The fun with the band starts with their name – which thanks to their needlessly umlauted (well, ï isn’t really an umlaut but you can’t say dieresis either as the extra dot doesn’t split the pronunciation in a place where it wouldn’t have been split anyway, so I’m not sure how to call this as I consider the classification as heavy metal umlaut not to be justified by the music) will make iTunes’ problem with filtering accented characters more apparent: When just searching for ‘maximo’, nothing of the band will be found and you’ll have to enter ‘maxïmo’ properly to find anything. As most people probably don’t even know how to enter the letter ï in the first place, that’s less than ideal. (Interestingly, though, iTunes does seem to normalise the Unicode before doing any matching, so at least the invisible differences between letters won’t hurt your search results. Furthermore iTMS does list the bands name with a simple ‘i’ in its usual poorly edited way, although iTMS searches will happily find umlauted vowels if you enter the vowel only.)

Maxïmo Park A Certain Trigger Cover Art While one of my flatmates and most of the public where quite thrilled by their album A Certain Trigger, I immediately started disliking their cover art and didn’t find their music too inspiring either. That’s not too say they are actually bad. You can listen to it without suffering any irreparable damage. No problems there. The music will even make a nice background sound for a summer barbecue or a loud dinner. And, for sure, certain songs, such as the single Graffiti with the charming line I’ll do Graffiti, if you sing to me in French / why don’t you do it here if romance isn’t dead may make it all the way to the dancefloors with their energy; or Postcard of a painting – Picture me with you / but you couldn’t do it / everything I said / was true but I couldn’t prove it – may stay in my memory.

But in total I find the record a bit uninspiring, the sound just that odd bit too smooth and perfect, the rhythms just that little bit too purposefully offbeat and fittingly stylish. And altogether perhaps a little bit too forgettable.

June 16, 2005, 23:01

Tagged as music.

Comments

Comment by d.w.: User icon

If the hype cycles in the German music press are roughly in sync with the British press and the American indie press then Kaiser Chiefs were probably the “it band” for the weeks you missed. :)

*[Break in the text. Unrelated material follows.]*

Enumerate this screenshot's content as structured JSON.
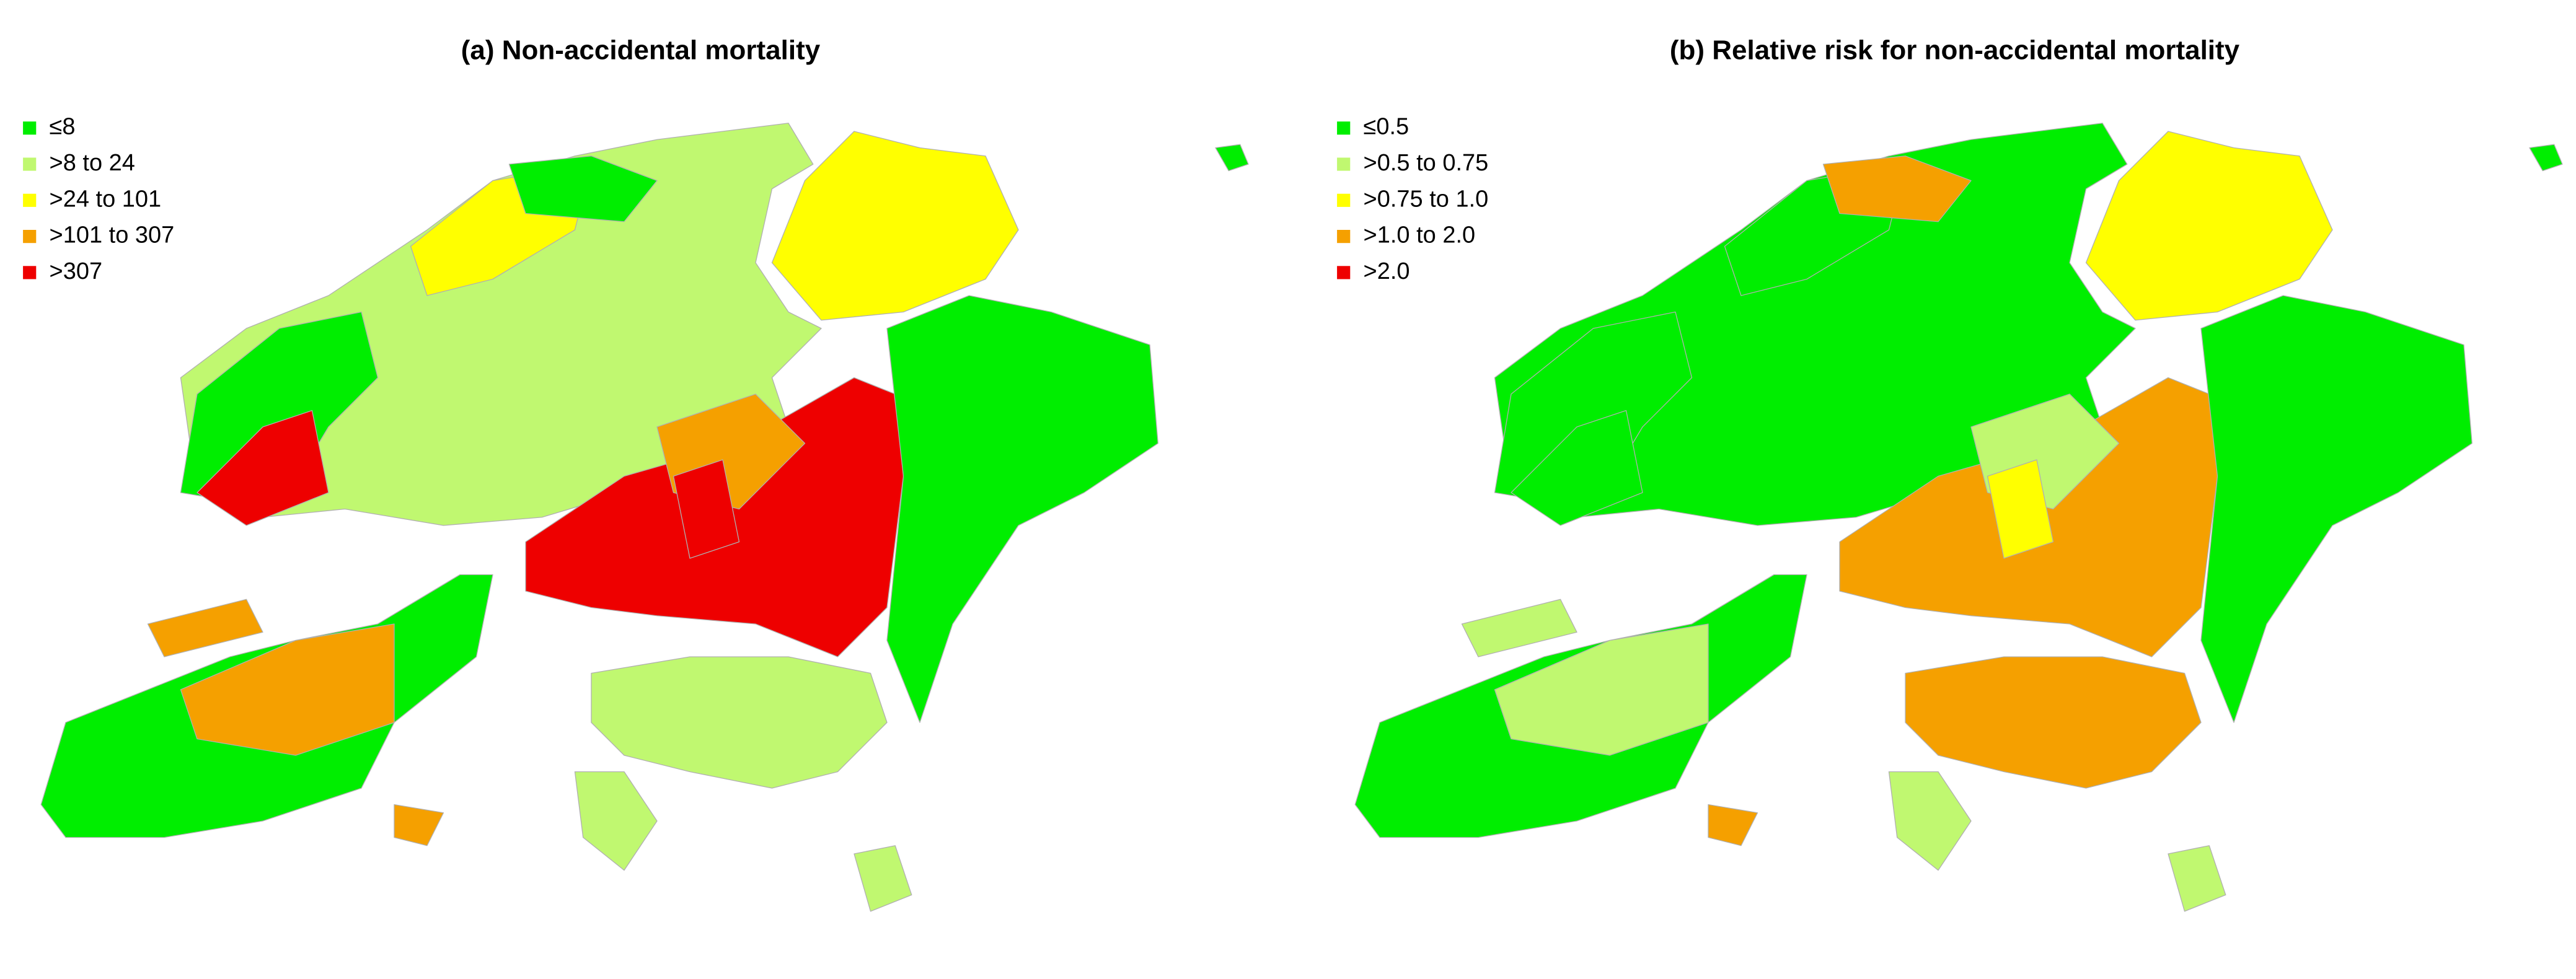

I like the Bloc Party record but I still think that I’d give the nod to Engineers for 2005 so far.

June 17, 2005, 19:45

Comment by ssp: User icon

I don’t think the Kaiser Chiefs were it. They didn’t get too much attention over here (but were on KLM’s in-flight ‘indie’ music channel when I came back from Cape Town… fun as they seem to have nicked their name from Sowetan football team). I wasn’t too impressed by their music but I’m going to see them at the Haldern festival in August, so I can get a better impression.